Public Radio, Public Television Give Americans Valuable Return on Tax Dollars, Roper Poll Shows
- July 24, 1997
Public radio and public television rank second and third in new poll
WASHINGTON, D.C., July 24, 1997 -- The American people say, that among 20 services, public radio and public television are the second and third best values in return for tax dollars spent, up from third and fourth places two years ago, according to a 1997 Roper Starch Worldwide, Inc. report released today by the Corporation for Public Broadcasting (CPB). Only national defense ranks higher.
In this year's poll, 65 percent of interviewees believe they receive "excellent" or "good" value from public radio, a 12 percent increase from 1995, the last time the question was asked. Public television was rated "excellent" or "good" by 63 percent of the respondents, a 6 percent increase from two years ago. In the 1995 poll, public TV was ranked third, and public radio was ranked fourth, following national defense, and police and law enforcement, which were ranked first and second respectively.
The findings result from nearly 2,000 in-home interviews, conducted by respected public opinion polling firm, Roper Starch Worldwide, Inc. in March of this year.

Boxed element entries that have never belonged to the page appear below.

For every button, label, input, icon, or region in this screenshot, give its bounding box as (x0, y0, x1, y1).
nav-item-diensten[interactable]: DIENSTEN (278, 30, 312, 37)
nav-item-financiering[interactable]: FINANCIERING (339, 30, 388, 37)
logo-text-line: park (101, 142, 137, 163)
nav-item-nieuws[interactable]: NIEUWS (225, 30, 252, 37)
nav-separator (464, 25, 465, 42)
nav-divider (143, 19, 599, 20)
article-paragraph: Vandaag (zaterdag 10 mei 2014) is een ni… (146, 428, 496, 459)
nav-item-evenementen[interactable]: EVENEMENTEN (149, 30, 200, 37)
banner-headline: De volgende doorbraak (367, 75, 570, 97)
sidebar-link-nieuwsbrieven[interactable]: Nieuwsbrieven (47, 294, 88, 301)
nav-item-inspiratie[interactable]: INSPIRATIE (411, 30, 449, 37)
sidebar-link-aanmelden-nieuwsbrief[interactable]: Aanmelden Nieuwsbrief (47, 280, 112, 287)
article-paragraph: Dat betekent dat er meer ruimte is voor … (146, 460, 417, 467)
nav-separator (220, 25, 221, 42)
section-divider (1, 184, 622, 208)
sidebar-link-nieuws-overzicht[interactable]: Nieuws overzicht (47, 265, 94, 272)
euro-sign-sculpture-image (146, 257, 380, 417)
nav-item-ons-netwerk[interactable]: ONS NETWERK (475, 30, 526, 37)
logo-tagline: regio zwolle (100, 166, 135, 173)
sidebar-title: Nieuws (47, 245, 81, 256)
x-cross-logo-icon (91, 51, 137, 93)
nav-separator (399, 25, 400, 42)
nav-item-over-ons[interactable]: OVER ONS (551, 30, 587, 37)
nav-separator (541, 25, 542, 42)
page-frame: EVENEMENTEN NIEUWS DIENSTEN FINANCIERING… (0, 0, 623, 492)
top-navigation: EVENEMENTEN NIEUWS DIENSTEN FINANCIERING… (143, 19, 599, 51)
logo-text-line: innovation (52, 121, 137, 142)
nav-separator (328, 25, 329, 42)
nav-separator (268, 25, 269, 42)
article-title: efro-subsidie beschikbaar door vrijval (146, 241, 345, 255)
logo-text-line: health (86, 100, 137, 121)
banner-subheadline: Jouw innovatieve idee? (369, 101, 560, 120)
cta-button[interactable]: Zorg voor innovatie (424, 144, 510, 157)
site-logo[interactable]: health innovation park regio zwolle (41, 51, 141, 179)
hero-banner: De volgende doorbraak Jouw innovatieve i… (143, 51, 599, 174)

Participants were asked to rate the value they receive for each of 20 services the federal government provides using tax dollars.

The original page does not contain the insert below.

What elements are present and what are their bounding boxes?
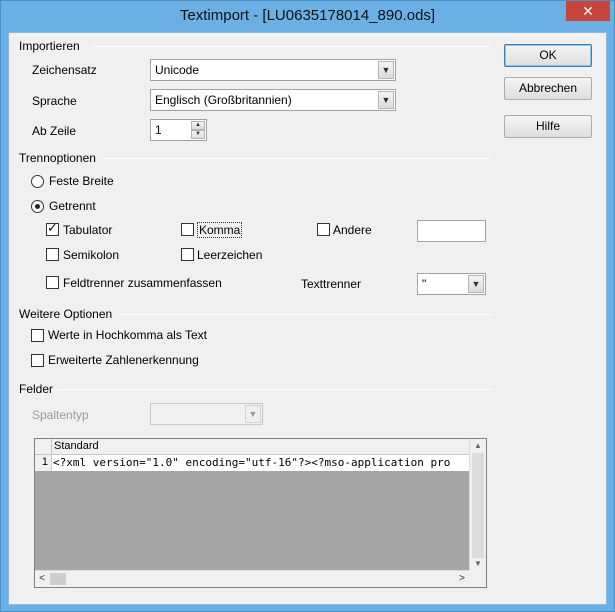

Further, CPB commissioned Roper to ask survey participants to rank the value they place on access to a whole year of public television and radio programming, taking into account that in 1997 federal support for public television and public radio stations costs a little less than one dollar per American. Ninety percent of those polled said public broadcasting is worth at least a dollar. Within that 90 percent, 72 percent said it is worth more than a dollar.
Every year CPB funds more than 350 public television and nearly 700 public radio stations. Almost one-fourth of CPB funding goes to support new programming.
In the 1995-96 season, more than 96 million people watched public television each week, which is nearly 60 percent of U.S. television households. The number of weekly listeners to public radio reached almost 20 million in 1996. Public radio and television is available to 91 and 99 percent of American homes respectively.
CPB, a private, nonprofit corporation created by Congress in 1967, develops public radio, television and online services for the American people. The Corporation is the industry's largest single source of funds for national public television and radio program development and production. CPB, a grantmaking organization, funds more than 1,000 public radio and television stations.
The Corporation for Public Broadcasting (CPB), a private, nonprofit corporation created by Congress in 1967, is the steward of the federal government's investment in public broadcasting. It helps support the operations of more than 1,400 locally-owned and -operated public television and radio stations nationwide, and is the largest single source of funding for research, technology, and program development for public radio, television and related online services.